Civil War is a movie where motivations are important. After all, we’re talking about a fractious split in an entire superhero community rather than just two superheroes whose mother’s names happen to be the same, and those motivations are even explored and amplified throughout. The movie does an almost astoundingly good job in positioning and maneuvering all of these characters into a shape and place where their motivations work, but it’s still a movie that’s little more reliant on superheroes being stupid, ignoring advice, and acting on their basest instincts. If you’re a reasonable person, you’ll like the movie, but if you’re an especially reasonable person, you’ll still see the tears and seems in the story where an open discussion probably would have curtailed a lot of what ended up happening. And that really bugged me.
So should I see it?
Honestly, one of the best things you can say about Captain America: Civil War is that even if you don’t find complexity in its plot, even if you’re not swayed one way another by its central conflict, at least it’s a movie that tries to ask a question, because it really didn’t need to. The conflict of Civil War has lasting consequences, where it ends is a place that leaves the team shattered, and what’s really exciting about that is that when Thor comes back after his own Ragnarok, when the world is f*cked up beyond all belief after whatever we learn in Doctor Strange, part of the problem the Avengers may face is that there is no team to left to take on whatever’s coming.

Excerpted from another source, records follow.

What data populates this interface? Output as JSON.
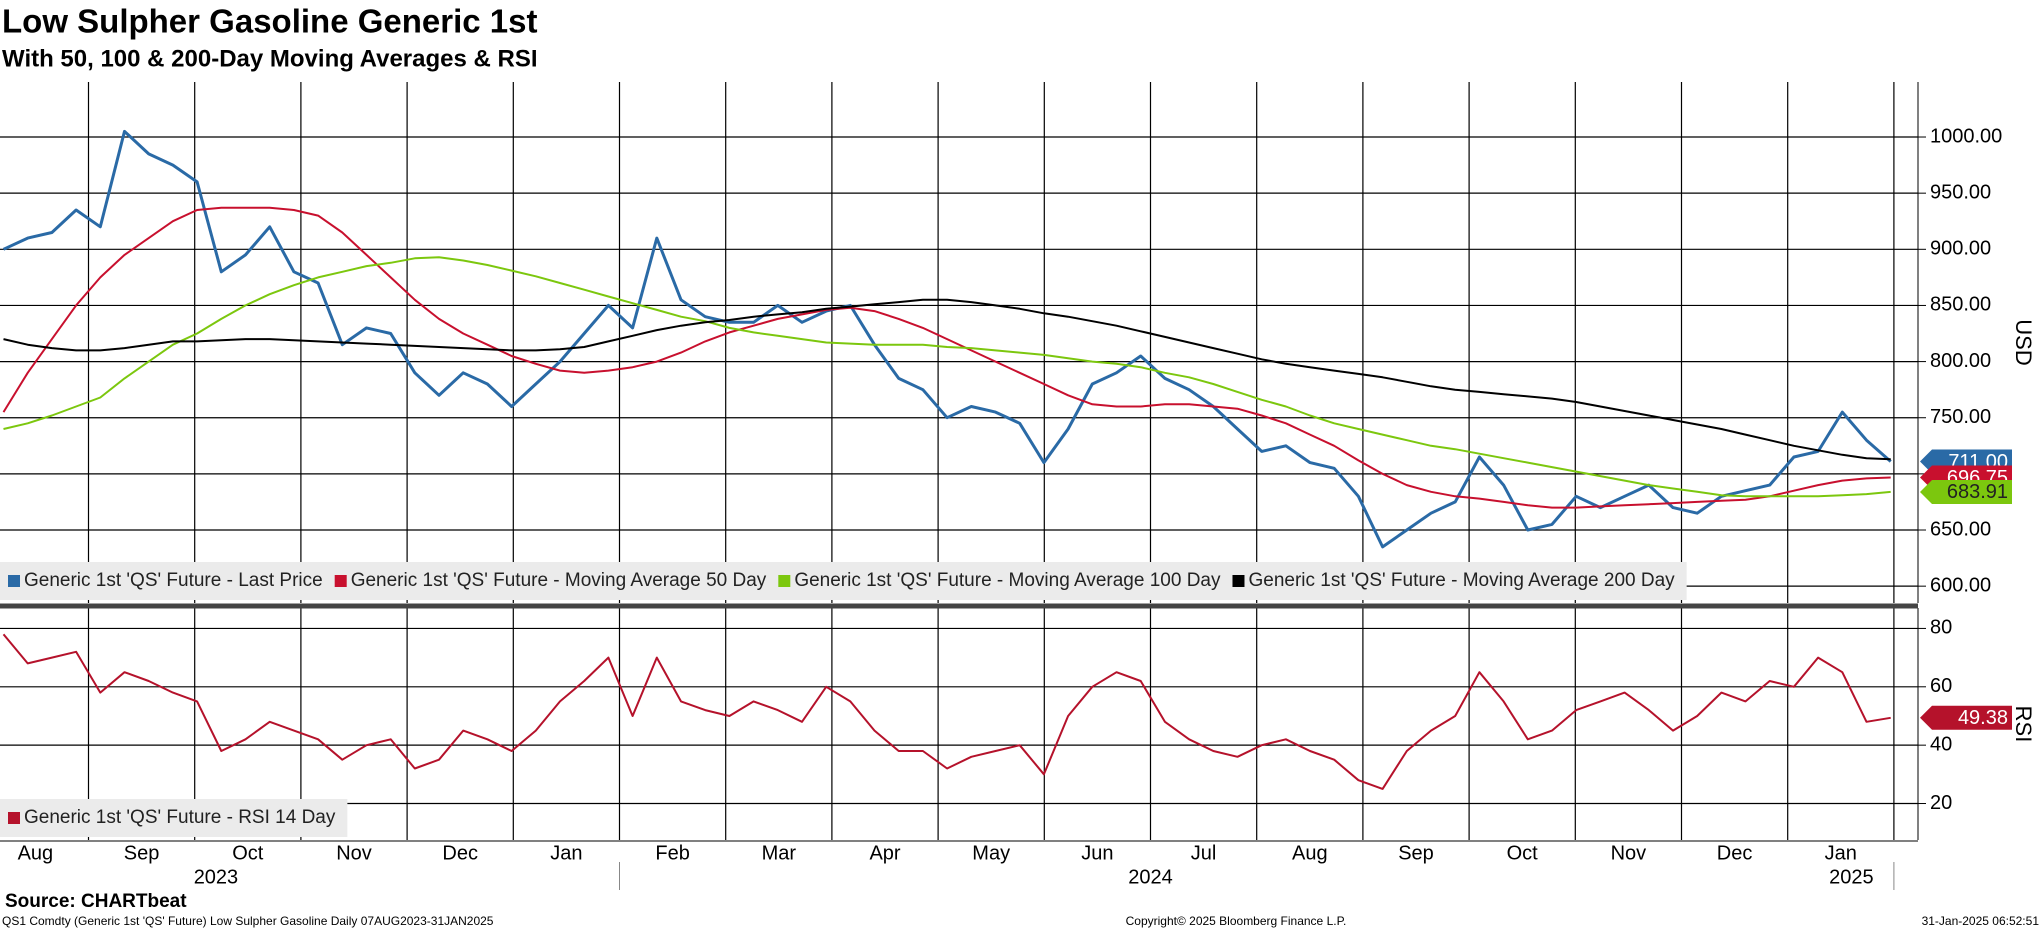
{
  "header": {
    "title": "Low Sulpher Gasoline Generic 1st",
    "subtitle": "With 50, 100 & 200-Day Moving Averages & RSI"
  },
  "source": "Source: CHARTbeat",
  "footer": {
    "left": "QS1 Comdty (Generic 1st 'QS' Future) Low Sulpher Gasoline  Daily 07AUG2023-31JAN2025",
    "center": "Copyright© 2025 Bloomberg Finance L.P.",
    "right": "31-Jan-2025 06:52:51"
  },
  "time_axis": {
    "months": [
      "Aug",
      "Sep",
      "Oct",
      "Nov",
      "Dec",
      "Jan",
      "Feb",
      "Mar",
      "Apr",
      "May",
      "Jun",
      "Jul",
      "Aug",
      "Sep",
      "Oct",
      "Nov",
      "Dec",
      "Jan"
    ],
    "years": [
      "2023",
      "2024",
      "2025"
    ]
  },
  "chart_data": [
    {
      "type": "line",
      "axis_label": "USD",
      "ylim": [
        585,
        1049
      ],
      "yticks": [
        {
          "value": 600,
          "label": "600.00"
        },
        {
          "value": 650,
          "label": "650.00"
        },
        {
          "value": 700,
          "label": "700.00"
        },
        {
          "value": 750,
          "label": "750.00"
        },
        {
          "value": 800,
          "label": "800.00"
        },
        {
          "value": 850,
          "label": "850.00"
        },
        {
          "value": 900,
          "label": "900.00"
        },
        {
          "value": 950,
          "label": "950.00"
        },
        {
          "value": 1000,
          "label": "1000.00"
        }
      ],
      "grid": true,
      "legend": "bottom-left",
      "series": [
        {
          "name": "Generic 1st 'QS' Future - Last Price",
          "color": "#2a6aa6",
          "last_value_label": "711.00",
          "values": [
            900,
            910,
            915,
            935,
            920,
            1005,
            985,
            975,
            960,
            880,
            895,
            920,
            880,
            870,
            815,
            830,
            825,
            790,
            770,
            790,
            780,
            760,
            780,
            800,
            825,
            850,
            830,
            910,
            855,
            840,
            835,
            835,
            850,
            835,
            845,
            850,
            815,
            785,
            775,
            750,
            760,
            755,
            745,
            710,
            740,
            780,
            790,
            805,
            785,
            775,
            760,
            740,
            720,
            725,
            710,
            705,
            680,
            635,
            650,
            665,
            675,
            715,
            690,
            650,
            655,
            680,
            670,
            680,
            690,
            670,
            665,
            680,
            685,
            690,
            715,
            720,
            755,
            730,
            711
          ]
        },
        {
          "name": "Generic 1st 'QS' Future - Moving Average 50 Day",
          "color": "#c8102e",
          "last_value_label": "696.75",
          "values": [
            755,
            790,
            820,
            850,
            875,
            895,
            910,
            925,
            935,
            937,
            937,
            937,
            935,
            930,
            915,
            895,
            875,
            855,
            838,
            825,
            815,
            805,
            798,
            792,
            790,
            792,
            795,
            800,
            808,
            818,
            826,
            832,
            838,
            842,
            846,
            848,
            845,
            838,
            830,
            820,
            810,
            800,
            790,
            780,
            770,
            762,
            760,
            760,
            762,
            762,
            760,
            758,
            752,
            745,
            735,
            725,
            712,
            700,
            690,
            684,
            680,
            678,
            675,
            672,
            670,
            670,
            671,
            672,
            673,
            674,
            675,
            676,
            677,
            680,
            685,
            690,
            694,
            696,
            696.75
          ]
        },
        {
          "name": "Generic 1st 'QS' Future - Moving Average 100 Day",
          "color": "#7cc70e",
          "last_value_label": "683.91",
          "values": [
            740,
            745,
            752,
            760,
            768,
            785,
            800,
            815,
            825,
            838,
            850,
            860,
            868,
            875,
            880,
            885,
            888,
            892,
            893,
            890,
            886,
            881,
            876,
            870,
            864,
            858,
            852,
            846,
            840,
            836,
            830,
            826,
            823,
            820,
            817,
            816,
            815,
            815,
            815,
            813,
            812,
            810,
            808,
            806,
            803,
            800,
            798,
            795,
            790,
            786,
            780,
            773,
            766,
            760,
            752,
            745,
            740,
            735,
            730,
            725,
            722,
            718,
            714,
            710,
            706,
            702,
            698,
            694,
            690,
            687,
            684,
            681,
            680,
            680,
            680,
            680,
            681,
            682,
            683.91
          ]
        },
        {
          "name": "Generic 1st 'QS' Future - Moving Average 200 Day",
          "color": "#000000",
          "values": [
            820,
            815,
            812,
            810,
            810,
            812,
            815,
            818,
            818,
            819,
            820,
            820,
            819,
            818,
            817,
            816,
            815,
            814,
            813,
            812,
            811,
            810,
            810,
            811,
            813,
            818,
            823,
            828,
            832,
            835,
            837,
            840,
            842,
            844,
            847,
            849,
            851,
            853,
            855,
            855,
            853,
            850,
            847,
            843,
            840,
            836,
            832,
            827,
            822,
            817,
            812,
            807,
            802,
            798,
            795,
            792,
            789,
            786,
            782,
            778,
            775,
            773,
            771,
            769,
            767,
            764,
            760,
            756,
            752,
            748,
            744,
            740,
            735,
            730,
            725,
            721,
            717,
            714,
            713
          ]
        }
      ]
    },
    {
      "type": "line",
      "axis_label": "RSI",
      "ylim": [
        7.5,
        87
      ],
      "yticks": [
        20,
        40,
        60,
        80
      ],
      "grid": true,
      "legend": "bottom-left",
      "series": [
        {
          "name": "Generic 1st 'QS' Future - RSI 14 Day",
          "color": "#b5122b",
          "last_value_label": "49.38",
          "values": [
            78,
            68,
            70,
            72,
            58,
            65,
            62,
            58,
            55,
            38,
            42,
            48,
            45,
            42,
            35,
            40,
            42,
            32,
            35,
            45,
            42,
            38,
            45,
            55,
            62,
            70,
            50,
            70,
            55,
            52,
            50,
            55,
            52,
            48,
            60,
            55,
            45,
            38,
            38,
            32,
            36,
            38,
            40,
            30,
            50,
            60,
            65,
            62,
            48,
            42,
            38,
            36,
            40,
            42,
            38,
            35,
            28,
            25,
            38,
            45,
            50,
            65,
            55,
            42,
            45,
            52,
            55,
            58,
            52,
            45,
            50,
            58,
            55,
            62,
            60,
            70,
            65,
            48,
            49.38
          ]
        }
      ]
    }
  ]
}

There’s almost no doubt that Civil War is a good movie, a movie that benefits from spectacular execution, surprising and stirring moments, and the sheer thrill of seeing a widescreen battle with a bunch of our favourite superheroes, but I still I feel a little stuck right now between two critical points. It’s the fights that help earn this movie a heart, but for me it’s the fighting that drags down the number of stars. Because it’s still kind of dumb. And it’s not as good as Winter Soldier.
Thom’s Captain America: Civil War final score
On the Edge
- Smart watch manufacturers are really missing out on cross-promotional opportunities by not throwing their brand all over Tony’s watch/gauntlet.
- Y’know who else could use those Falcon’s targeting goggles? Hawkeye.
- Unlike in that stupid Arrow show, at least Hawkeye’s bow actually turns into a close-quarters staff, so it’s not that dumb that he’s bashing people over the head with it.